[Drabble]: A Possible Future
Sep. 4th, 2016 08:23 pm![[personal profile]](https://www.dreamwidth.org/img/silk/identity/user.png)
The Convent of St. Anthony was a quiet one, making up in silence what they lacked in funds. It was a fairly old addition to the landscape, built during the kingdom days, with its Spanish-style buildings, surrounded by a low, crumbling wall of stone in the bare minimum effort to prevent a careless nun from falling into the Mediterranean, squatting precariously on the edge of a cliff about an hour away from Collioure if one used an automobile.
That relatively short travel time, however, still seemed to go by at a snail's pace for the woman behind the wheel of such a mode of transportation. Madeline Benoit, M.D.-in-training, was a modern woman, interested and captivated by progress and destruction in equal tandem, by the way stitches healed and the body degraded; out this far from the already sleepy town she had the unfortunate luck to be sent to do her internship, all there was were fields of tall grass and wildflowers, the monotony broken here and there by craters still unfilled from The Duration.

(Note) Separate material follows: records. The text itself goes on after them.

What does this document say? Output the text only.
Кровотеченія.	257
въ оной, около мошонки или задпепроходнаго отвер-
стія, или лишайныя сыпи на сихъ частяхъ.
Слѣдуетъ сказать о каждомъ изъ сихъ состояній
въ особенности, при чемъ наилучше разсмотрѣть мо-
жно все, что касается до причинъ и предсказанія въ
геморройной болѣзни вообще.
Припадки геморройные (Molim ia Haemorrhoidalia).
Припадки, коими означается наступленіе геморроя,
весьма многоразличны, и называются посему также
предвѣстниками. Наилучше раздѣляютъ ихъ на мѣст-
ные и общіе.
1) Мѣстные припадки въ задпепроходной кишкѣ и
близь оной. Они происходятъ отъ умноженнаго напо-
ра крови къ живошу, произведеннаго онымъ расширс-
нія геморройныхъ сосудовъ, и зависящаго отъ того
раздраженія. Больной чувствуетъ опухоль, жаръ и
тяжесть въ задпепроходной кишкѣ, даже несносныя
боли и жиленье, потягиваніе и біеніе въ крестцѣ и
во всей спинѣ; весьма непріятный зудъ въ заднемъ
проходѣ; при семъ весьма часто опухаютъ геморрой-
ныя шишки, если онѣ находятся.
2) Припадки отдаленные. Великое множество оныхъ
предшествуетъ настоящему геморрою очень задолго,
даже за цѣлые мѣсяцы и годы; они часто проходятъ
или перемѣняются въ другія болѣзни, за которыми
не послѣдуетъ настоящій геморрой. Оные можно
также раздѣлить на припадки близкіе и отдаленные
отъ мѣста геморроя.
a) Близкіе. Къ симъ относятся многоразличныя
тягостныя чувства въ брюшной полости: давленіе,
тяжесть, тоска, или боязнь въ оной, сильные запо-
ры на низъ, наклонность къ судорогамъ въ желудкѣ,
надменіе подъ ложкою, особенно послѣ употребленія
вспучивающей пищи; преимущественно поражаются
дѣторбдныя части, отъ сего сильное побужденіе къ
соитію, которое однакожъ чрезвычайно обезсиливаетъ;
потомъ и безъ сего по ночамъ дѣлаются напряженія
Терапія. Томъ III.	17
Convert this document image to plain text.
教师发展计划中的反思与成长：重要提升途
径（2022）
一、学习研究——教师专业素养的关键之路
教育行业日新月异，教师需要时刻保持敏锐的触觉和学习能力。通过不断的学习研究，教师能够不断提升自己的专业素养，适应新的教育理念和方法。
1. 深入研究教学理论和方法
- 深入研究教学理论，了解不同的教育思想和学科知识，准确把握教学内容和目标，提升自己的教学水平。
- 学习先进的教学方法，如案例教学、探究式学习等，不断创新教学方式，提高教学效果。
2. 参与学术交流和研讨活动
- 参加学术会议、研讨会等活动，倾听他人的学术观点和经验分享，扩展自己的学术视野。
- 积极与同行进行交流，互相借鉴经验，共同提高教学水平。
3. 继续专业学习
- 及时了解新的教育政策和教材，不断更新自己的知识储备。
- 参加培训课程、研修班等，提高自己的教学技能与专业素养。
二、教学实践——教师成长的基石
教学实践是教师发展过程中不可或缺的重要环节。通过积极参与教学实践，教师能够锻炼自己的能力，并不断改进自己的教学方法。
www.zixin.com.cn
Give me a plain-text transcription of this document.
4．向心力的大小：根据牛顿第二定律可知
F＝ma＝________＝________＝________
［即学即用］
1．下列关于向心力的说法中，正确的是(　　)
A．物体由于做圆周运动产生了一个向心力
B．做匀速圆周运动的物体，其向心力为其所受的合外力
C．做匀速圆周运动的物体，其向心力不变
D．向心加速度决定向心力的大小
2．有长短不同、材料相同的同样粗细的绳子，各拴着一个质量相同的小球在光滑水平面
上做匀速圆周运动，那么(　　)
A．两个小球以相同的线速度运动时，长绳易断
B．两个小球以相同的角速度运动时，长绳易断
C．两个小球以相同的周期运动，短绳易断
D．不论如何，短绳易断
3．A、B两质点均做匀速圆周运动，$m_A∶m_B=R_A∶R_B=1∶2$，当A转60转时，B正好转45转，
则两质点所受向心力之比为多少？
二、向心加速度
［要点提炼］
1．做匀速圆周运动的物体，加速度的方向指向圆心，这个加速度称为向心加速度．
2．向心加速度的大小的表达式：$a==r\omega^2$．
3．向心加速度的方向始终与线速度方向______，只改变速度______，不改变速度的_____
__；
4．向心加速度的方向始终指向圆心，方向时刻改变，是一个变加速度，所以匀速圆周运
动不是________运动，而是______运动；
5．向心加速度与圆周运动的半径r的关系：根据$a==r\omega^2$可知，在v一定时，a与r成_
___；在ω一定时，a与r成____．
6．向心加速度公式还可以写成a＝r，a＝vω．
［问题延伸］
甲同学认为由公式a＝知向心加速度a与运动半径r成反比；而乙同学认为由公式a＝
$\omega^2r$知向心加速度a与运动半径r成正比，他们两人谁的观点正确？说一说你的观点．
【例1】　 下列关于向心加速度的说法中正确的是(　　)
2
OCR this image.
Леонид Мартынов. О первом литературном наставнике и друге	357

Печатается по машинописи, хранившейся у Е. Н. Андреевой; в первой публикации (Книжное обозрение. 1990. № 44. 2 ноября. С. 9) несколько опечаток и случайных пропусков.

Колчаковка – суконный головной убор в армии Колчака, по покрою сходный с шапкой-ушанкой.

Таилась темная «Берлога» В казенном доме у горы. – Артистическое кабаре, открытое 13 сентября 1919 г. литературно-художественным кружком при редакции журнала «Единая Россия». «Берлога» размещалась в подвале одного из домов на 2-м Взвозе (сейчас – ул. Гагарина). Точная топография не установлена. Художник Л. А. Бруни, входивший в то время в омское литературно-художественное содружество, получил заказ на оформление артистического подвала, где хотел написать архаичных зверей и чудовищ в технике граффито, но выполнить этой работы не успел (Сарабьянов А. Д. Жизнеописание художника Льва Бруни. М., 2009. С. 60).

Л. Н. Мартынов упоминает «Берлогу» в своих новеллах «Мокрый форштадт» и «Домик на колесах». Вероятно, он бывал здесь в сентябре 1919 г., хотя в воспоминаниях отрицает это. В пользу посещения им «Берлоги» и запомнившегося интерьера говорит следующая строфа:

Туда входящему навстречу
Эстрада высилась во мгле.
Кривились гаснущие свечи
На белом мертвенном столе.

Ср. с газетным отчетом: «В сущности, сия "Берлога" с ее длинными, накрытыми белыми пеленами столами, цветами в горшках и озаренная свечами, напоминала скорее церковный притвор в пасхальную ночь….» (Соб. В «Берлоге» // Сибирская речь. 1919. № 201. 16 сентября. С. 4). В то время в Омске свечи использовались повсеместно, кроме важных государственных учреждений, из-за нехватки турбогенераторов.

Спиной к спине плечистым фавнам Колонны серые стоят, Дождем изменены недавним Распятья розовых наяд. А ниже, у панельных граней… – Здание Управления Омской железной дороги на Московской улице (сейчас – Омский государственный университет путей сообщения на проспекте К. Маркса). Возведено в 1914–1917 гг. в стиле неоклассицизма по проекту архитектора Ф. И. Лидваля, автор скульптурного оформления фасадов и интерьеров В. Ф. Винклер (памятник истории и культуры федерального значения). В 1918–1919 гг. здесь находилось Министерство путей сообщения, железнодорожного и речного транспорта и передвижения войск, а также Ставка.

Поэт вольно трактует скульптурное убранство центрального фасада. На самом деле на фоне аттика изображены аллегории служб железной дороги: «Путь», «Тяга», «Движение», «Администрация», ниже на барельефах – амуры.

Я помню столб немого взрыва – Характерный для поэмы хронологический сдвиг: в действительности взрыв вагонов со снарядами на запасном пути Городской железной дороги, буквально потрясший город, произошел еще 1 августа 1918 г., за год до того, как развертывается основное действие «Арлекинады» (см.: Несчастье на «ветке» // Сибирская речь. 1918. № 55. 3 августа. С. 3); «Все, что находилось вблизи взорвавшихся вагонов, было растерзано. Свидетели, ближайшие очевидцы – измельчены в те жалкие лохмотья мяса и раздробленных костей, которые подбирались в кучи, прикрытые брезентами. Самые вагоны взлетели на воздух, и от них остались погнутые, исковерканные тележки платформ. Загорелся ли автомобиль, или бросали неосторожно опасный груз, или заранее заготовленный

The nunnery itself, however, seemed to feign forgetfulness of those particular events as Madi drove upwards. It was definitely rundown and ramshackle, it was true, crumbling and destitute--but it was so in a timeless way, as if it and the cliff it stood on were trapped in a bubble protecting it from everything but its own age.
"Only the buildings, though," she muttered through lipstick-pink lips as she pulled over right outside the gate. Else I wouldn't even be here in this dump.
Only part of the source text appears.